Alfred Gislason hat erklärt, warum die beiden etatmäßigen Außenspieler Lukas Zerbe und Lukas Mertens im EM-Hauptrundenspiel gegen Dänemark nicht zum Kader der deutschen Handball-Nationalmannschaft gehörten. Der Bundestrainer begründete die Entscheidung mit Belastungssteuerung.

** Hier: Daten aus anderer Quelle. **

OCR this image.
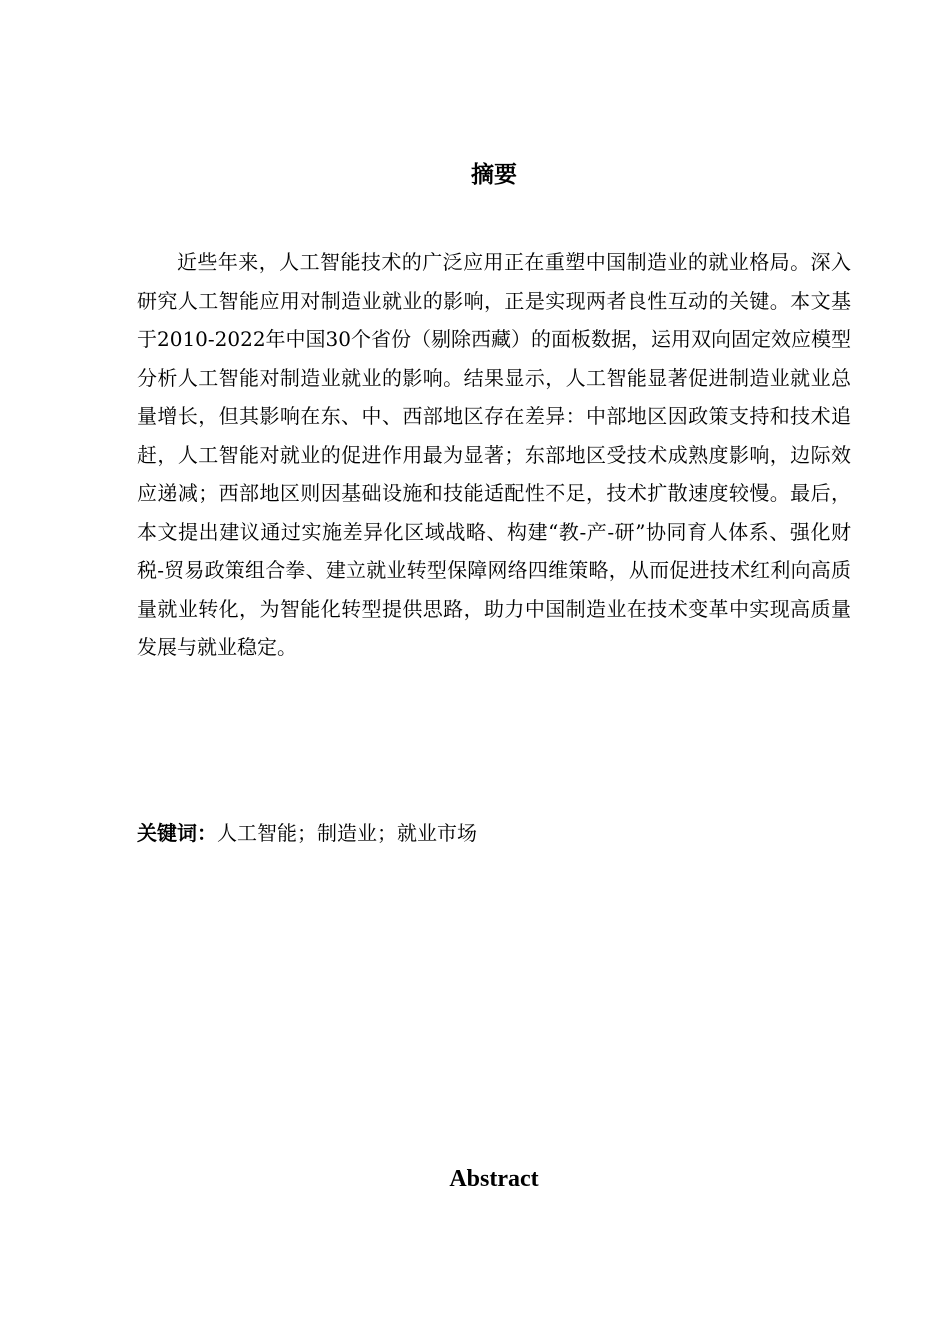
摘要

近些年来，人工智能技术的广泛应用正在重塑中国制造业的就业格局。深入研究人工智能应用对制造业就业的影响，正是实现两者良性互动的关键。本文基于2010-2022年中国30个省份（剔除西藏）的面板数据，运用双向固定效应模型分析人工智能对制造业就业的影响。结果显示，人工智能显著促进制造业就业总量增长，但其影响在东、中、西部地区存在差异：中部地区因政策支持和技术追赶，人工智能对就业的促进作用最为显著；东部地区受技术成熟度影响，边际效应递减；西部地区则因基础设施和技能适配性不足，技术扩散速度较慢。最后，本文提出建议通过实施差异化区域战略、构建“教-产-研”协同育人体系、强化财税-贸易政策组合拳、建立就业转型保障网络四维策略，从而促进技术红利向高质量就业转化，为智能化转型提供思路，助力中国制造业在技术变革中实现高质量发展与就业稳定。

关键词：人工智能；制造业；就业市场
Abstract
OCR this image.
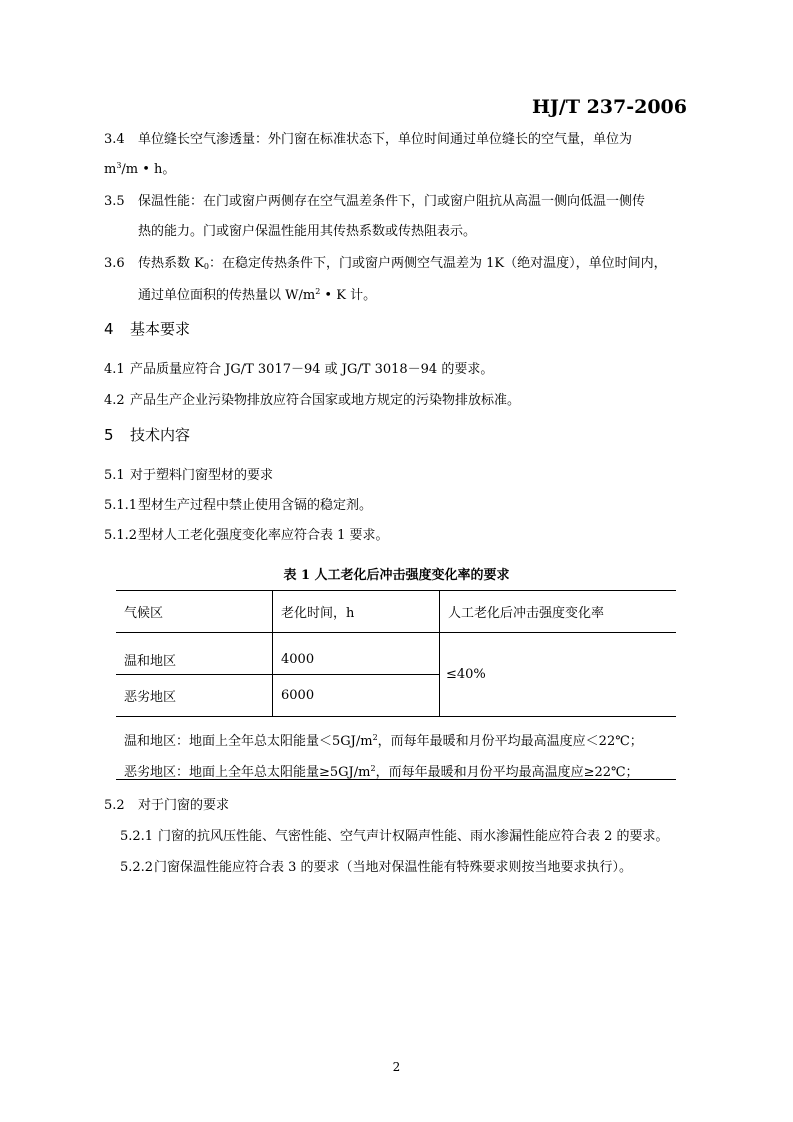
HJ/T 237-2006
3.4 单位缝长空气渗透量：外门窗在标准状态下，单位时间通过单位缝长的空气量，单位为
$m^3/m$ • h。
3.5 保温性能：在门或窗户两侧存在空气温差条件下，门或窗户阻抗从高温一侧向低温一侧传
热的能力。门或窗户保温性能用其传热系数或传热阻表示。
3.6 传热系数 $K_0$：在稳定传热条件下，门或窗户两侧空气温差为 1K（绝对温度），单位时间内，
通过单位面积的传热量以 $W/m^2$ • K 计。
4 基本要求
4.1 产品质量应符合 JG/T 3017－94 或 JG/T 3018－94 的要求。
4.2 产品生产企业污染物排放应符合国家或地方规定的污染物排放标准。
5 技术内容
5.1 对于塑料门窗型材的要求
5.1.1型材生产过程中禁止使用含镉的稳定剂。
5.1.2型材人工老化强度变化率应符合表 1 要求。
表 1 人工老化后冲击强度变化率的要求
气候区	老化时间，h	人工老化后冲击强度变化率
温和地区	4000	≤40%
恶劣地区	6000	
温和地区：地面上全年总太阳能量$<5GJ/m^2$，而每年最暖和月份平均最高温度应＜22℃；
恶劣地区：地面上全年总太阳能量$\ge 5GJ/m^2$，而每年最暖和月份平均最高温度应≥22℃；
5.2 对于门窗的要求
5.2.1 门窗的抗风压性能、气密性能、空气声计权隔声性能、雨水渗漏性能应符合表 2 的要求。
5.2.2门窗保温性能应符合表 3 的要求（当地对保温性能有特殊要求则按当地要求执行）。
2
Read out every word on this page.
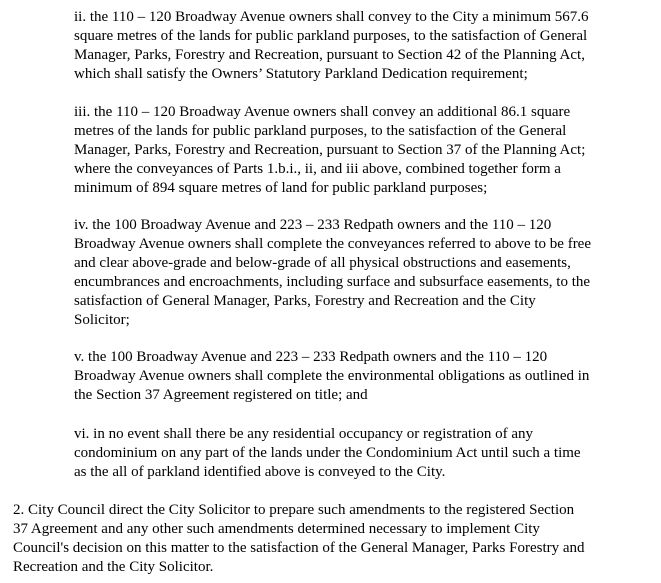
ii. the 110 – 120 Broadway Avenue owners shall convey to the City a minimum 567.6
square metres of the lands for public parkland purposes, to the satisfaction of General
Manager, Parks, Forestry and Recreation, pursuant to Section 42 of the Planning Act,
which shall satisfy the Owners’ Statutory Parkland Dedication requirement;

iii. the 110 – 120 Broadway Avenue owners shall convey an additional 86.1 square
metres of the lands for public parkland purposes, to the satisfaction of the General
Manager, Parks, Forestry and Recreation, pursuant to Section 37 of the Planning Act;
where the conveyances of Parts 1.b.i., ii, and iii above, combined together form a
minimum of 894 square metres of land for public parkland purposes;

iv. the 100 Broadway Avenue and 223 – 233 Redpath owners and the 110 – 120
Broadway Avenue owners shall complete the conveyances referred to above to be free
and clear above-grade and below-grade of all physical obstructions and easements,
encumbrances and encroachments, including surface and subsurface easements, to the
satisfaction of General Manager, Parks, Forestry and Recreation and the City
Solicitor;

v. the 100 Broadway Avenue and 223 – 233 Redpath owners and the 110 – 120
Broadway Avenue owners shall complete the environmental obligations as outlined in
the Section 37 Agreement registered on title; and

vi. in no event shall there be any residential occupancy or registration of any
condominium on any part of the lands under the Condominium Act until such a time
as the all of parkland identified above is conveyed to the City.

2. City Council direct the City Solicitor to prepare such amendments to the registered Section
37 Agreement and any other such amendments determined necessary to implement City
Council's decision on this matter to the satisfaction of the General Manager, Parks Forestry and
Recreation and the City Solicitor.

Handball-EM: Gislason begründet Personal-Überraschungen
Gislason begründet Überraschungen
Sowohl Mertens als auch Zerbe hätten in den vorherigen Partien quasi durchgespielt. „Man merkte den beiden an, dass sie aus den letzten Spielen mit Muskelverhärtungen gekommen sind“, sagte Gislason nach der 26:31-Niederlage bei SPORT1. „Natürlich hätte ich sie aufstellen können, aber dann hätten sie jetzt womöglich Zerrungen erlitten und wären ausgefallen.“
Gislason verzichtete auf das Risiko und konnte im Duell gegen den Gastgeber lediglich auf Linksaußen Rune Dahmke und Rechtsaußen Mathis Häseler zurückgreifen. Dazu half Kreisläufer Jannik Kohlbacher immer wieder auf der linken Seite aus. „Häseler hat seine Sache gut gemacht, und auf der anderen Seite haben wir oft mit zwei Kreisläufern gespielt – das hat teilweise gut funktioniert“, bilanzierte der Isländer.

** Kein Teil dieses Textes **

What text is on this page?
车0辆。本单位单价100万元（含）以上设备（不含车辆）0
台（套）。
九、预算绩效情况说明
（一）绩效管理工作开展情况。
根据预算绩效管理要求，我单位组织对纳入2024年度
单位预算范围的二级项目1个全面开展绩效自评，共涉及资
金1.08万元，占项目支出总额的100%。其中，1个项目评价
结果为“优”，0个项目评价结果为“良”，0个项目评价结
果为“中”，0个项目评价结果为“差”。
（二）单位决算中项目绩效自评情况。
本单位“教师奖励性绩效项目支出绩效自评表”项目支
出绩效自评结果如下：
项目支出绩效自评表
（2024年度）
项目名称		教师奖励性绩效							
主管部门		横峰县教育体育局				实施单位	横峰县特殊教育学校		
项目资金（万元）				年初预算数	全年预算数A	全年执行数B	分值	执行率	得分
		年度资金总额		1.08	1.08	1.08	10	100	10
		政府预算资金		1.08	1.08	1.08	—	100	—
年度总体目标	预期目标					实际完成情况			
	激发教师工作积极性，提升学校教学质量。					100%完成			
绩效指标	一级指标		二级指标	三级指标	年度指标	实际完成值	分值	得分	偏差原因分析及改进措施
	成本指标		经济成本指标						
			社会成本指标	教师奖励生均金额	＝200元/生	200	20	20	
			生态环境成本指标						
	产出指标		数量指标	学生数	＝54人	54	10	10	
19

Handball-EM: Deutschland kämpft um das Halbfinale
Dennoch reichte es für die deutschen Handballer nicht, Dänemark in Schach zu halten. Vor allem Welthandballer Mathias Gidsel trug mit acht Toren und sieben Vorlagen entscheidend dazu bei, dass die DHB-Auswahl trotz einer lange recht ansprechenden Leistung ab Mitte der zweiten Halbzeit den Anschluss verlor und am Ende unterlag.
Offensiv trat Häseler zunächst kaum in Erscheinung, traf in der zweiten Halbzeit aber noch zweimal aus zwei Versuchen. Dahmke erzielte einen Treffer bei zwei Würfen, während Kreisläufer Jannik Kohlbacher am späten Montagabend ohne persönlichen Torerfolg blieb.
Trotz der Niederlage kämpft das deutsche Team am Mittwoch gegen Titelverteidiger Frankreich um den Einzug ins EM-Halbfinale. Ein Punkt würde der DHB-Auswahl reichen, um zu den vier besten Mannschaften Europas vorzustoßen.